A inflação vem se mantendo acima da meta de 2% do Fed há mais de cinco anos.
As projeções publicadas na quarta-feira mostram que os membros do comitê se tornaram mais pessimistas em relação à inflação desde março, refletindo o forte aumento da inflação desde o início da guerra.
A inflação medida pelo índice de preços dos gastos com consumo pessoal (PCE) é agora estimada em 3,6% até o final do ano, com base na mediana das previsões dos formuladores de política monetária. Em março, eles esperavam uma inflação do PCE de 2,7% no final do ano.
A inflação do PCE básico, que exclui os preços voláteis do petróleo e dos alimentos, deve atingir 3,3%, em comparação com os 2,7% previstos anteriormente.

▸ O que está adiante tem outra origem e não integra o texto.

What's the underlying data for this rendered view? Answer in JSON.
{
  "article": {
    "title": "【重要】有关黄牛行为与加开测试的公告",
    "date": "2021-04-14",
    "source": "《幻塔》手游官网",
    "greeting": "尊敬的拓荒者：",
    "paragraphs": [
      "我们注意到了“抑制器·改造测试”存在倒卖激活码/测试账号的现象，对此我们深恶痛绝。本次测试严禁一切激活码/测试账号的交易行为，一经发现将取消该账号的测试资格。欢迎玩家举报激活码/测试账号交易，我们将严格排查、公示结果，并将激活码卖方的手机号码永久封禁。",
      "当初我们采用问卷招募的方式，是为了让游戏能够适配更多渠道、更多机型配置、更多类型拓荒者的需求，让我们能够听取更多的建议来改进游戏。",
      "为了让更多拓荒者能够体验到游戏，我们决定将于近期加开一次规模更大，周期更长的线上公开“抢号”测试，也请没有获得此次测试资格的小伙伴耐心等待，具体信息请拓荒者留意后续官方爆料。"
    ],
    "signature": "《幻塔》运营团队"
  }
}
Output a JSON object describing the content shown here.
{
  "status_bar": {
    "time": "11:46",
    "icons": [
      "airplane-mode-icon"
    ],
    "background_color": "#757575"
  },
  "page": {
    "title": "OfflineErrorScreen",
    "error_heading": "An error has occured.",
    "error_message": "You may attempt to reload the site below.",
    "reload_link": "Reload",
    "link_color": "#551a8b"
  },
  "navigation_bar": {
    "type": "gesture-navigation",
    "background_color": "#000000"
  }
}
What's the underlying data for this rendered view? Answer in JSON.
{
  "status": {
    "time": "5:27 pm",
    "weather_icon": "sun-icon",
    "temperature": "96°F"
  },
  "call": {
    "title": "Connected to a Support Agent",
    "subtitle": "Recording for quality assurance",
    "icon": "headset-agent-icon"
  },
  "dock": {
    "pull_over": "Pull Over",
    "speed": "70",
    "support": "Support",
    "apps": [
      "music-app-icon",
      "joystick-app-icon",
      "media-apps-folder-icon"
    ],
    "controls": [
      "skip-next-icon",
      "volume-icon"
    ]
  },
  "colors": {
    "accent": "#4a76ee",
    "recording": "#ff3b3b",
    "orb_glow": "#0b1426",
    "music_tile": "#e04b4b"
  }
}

A taxa de desemprego está agora projetada em 4,3% até o final do ano, igualando o valor real registrado em maio e inferior aos 4,4% que os formuladores de política monetária esperavam em março. A previsão sugere uma confiança crescente de que o mercado de trabalho não está enfraquecendo nem precisa de apoio por meio de cortes nas taxas de juros, como alguns formuladores de política temiam no início deste ano.
O crescimento do PIB está estimado em 2,2% este ano, um resultado pior do que os 2,4% previstos em março.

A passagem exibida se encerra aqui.